Ne consegue, pertanto, che per qualsiasi causa, si determini promiscuità lavorativa e con essa l’esposizione al pericolo interferenziale e, conseguentemente, si cagioni un rischio per la sicurezza e la salute dei lavoratori, dovranno essere rispettate misure di precauzione concertate e condivise, apparentemente in modo paritario, fra tutti i datori di lavoro delle imprese presenti nello stesso luogo.
In ambito italiano, con la modifica apportata dalla legge n. 123/2007 (e con l’approvazione del T.U. sulla sicurezza sul lavoro, Legge n. 81/2009), l’art. 7, d.lgs. n° 626/1994, ha aggiunto, in capo al datore di lavoro committente, alcune nuove responsabilità in caso di affidamento di lavori in appalto.
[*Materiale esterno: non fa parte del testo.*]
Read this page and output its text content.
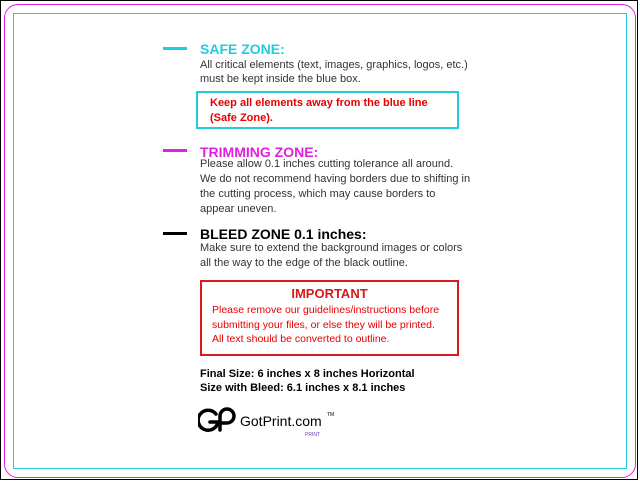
SAFE ZONE:
All critical elements (text, images, graphics, logos, etc.)
must be kept inside the blue box.
Keep all elements away from the blue line
(Safe Zone).
TRIMMING ZONE:
Please allow 0.1 inches cutting tolerance all around.
We do not recommend having borders due to shifting in
the cutting process, which may cause borders to
appear uneven.
BLEED ZONE 0.1 inches:
Make sure to extend the background images or colors
all the way to the edge of the black outline.
IMPORTANT
Please remove our guidelines/instructions before
submitting your files, or else they will be printed.
All text should be converted to outline.
Final Size: 6 inches x 8 inches Horizontal
Size with Bleed: 6.1 inches x 8.1 inches
GotPrint.com TM
PRINT
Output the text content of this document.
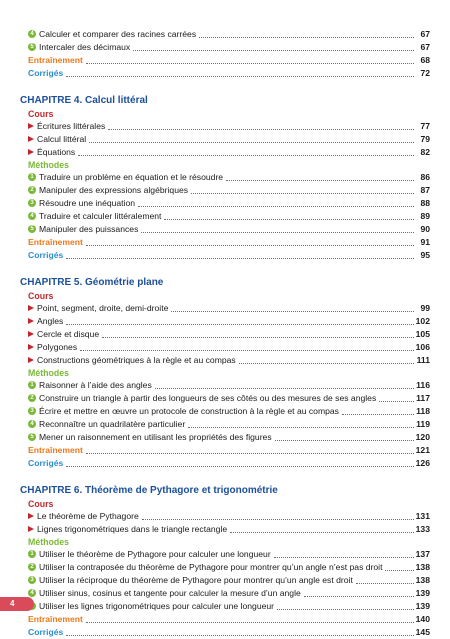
4 Calculer et comparer des racines carrées	67
5 Intercaler des décimaux	67
Entraînement	68
Corrigés	72
CHAPITRE 4. Calcul littéral
Cours
Écritures littérales	77
Calcul littéral	79
Équations	82
Méthodes
1 Traduire un problème en équation et le résoudre	86
2 Manipuler des expressions algébriques	87
3 Résoudre une inéquation	88
4 Traduire et calculer littéralement	89
5 Manipuler des puissances	90
Entraînement	91
Corrigés	95
CHAPITRE 5. Géométrie plane
Cours
Point, segment, droite, demi-droite	99
Angles	102
Cercle et disque	105
Polygones	106
Constructions géométriques à la règle et au compas	111
Méthodes
1 Raisonner à l’aide des angles	116
2 Construire un triangle à partir des longueurs de ses côtés ou des mesures de ses angles	117
3 Écrire et mettre en œuvre un protocole de construction à la règle et au compas	118
4 Reconnaître un quadrilatère particulier	119
5 Mener un raisonnement en utilisant les propriétés des figures	120
Entraînement	121
Corrigés	126
CHAPITRE 6. Théorème de Pythagore et trigonométrie
Cours
Le théorème de Pythagore	131
Lignes trigonométriques dans le triangle rectangle	133
Méthodes
1 Utiliser le théorème de Pythagore pour calculer une longueur	137
2 Utiliser la contraposée du théorème de Pythagore pour montrer qu’un angle n’est pas droit	138
3 Utiliser la réciproque du théorème de Pythagore pour montrer qu’un angle est droit	138
4 Utiliser sinus, cosinus et tangente pour calculer la mesure d’un angle	139
Utiliser les lignes trigonométriques pour calculer une longueur	139
Entraînement	140
Corrigés	145
4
È necessario poi evidenziare che anche un’altra modifica, operata dalla legge n. 123/2007 al d.lgs n° 231/2001, rende maggiormente necessaria una oculata gestione dell’appalto da parte del committente. Queste norme sono state dettate per colmare il vuoto di normazione relativa ai lavoratori in regime di appalto, molto spesso vittime di infortuni sul lavoro a causa della loro scarsa protezione ed informazione sui rischi delle lavorazioni che venivano inviati ad eseguire.
L’esemplificazione normativa sopra riprodotta testimonia quindi che i lavoratori esternalizzati sono sovente piu’ colpiti, in termini statistici, dagli infortuni sul lavoro, per cui è stato necessario approntare regimi specifici di tutela della loro integrità psicofisica.
Detta necessità è emersa poi in paesi come quelli latino-americani ove la mancanza di tutela specifica dei confronti del rischi interferenziale è
specialmente avvertita134; tuttavia, per il momento, adeguati assetti normativi siano stati predisposti.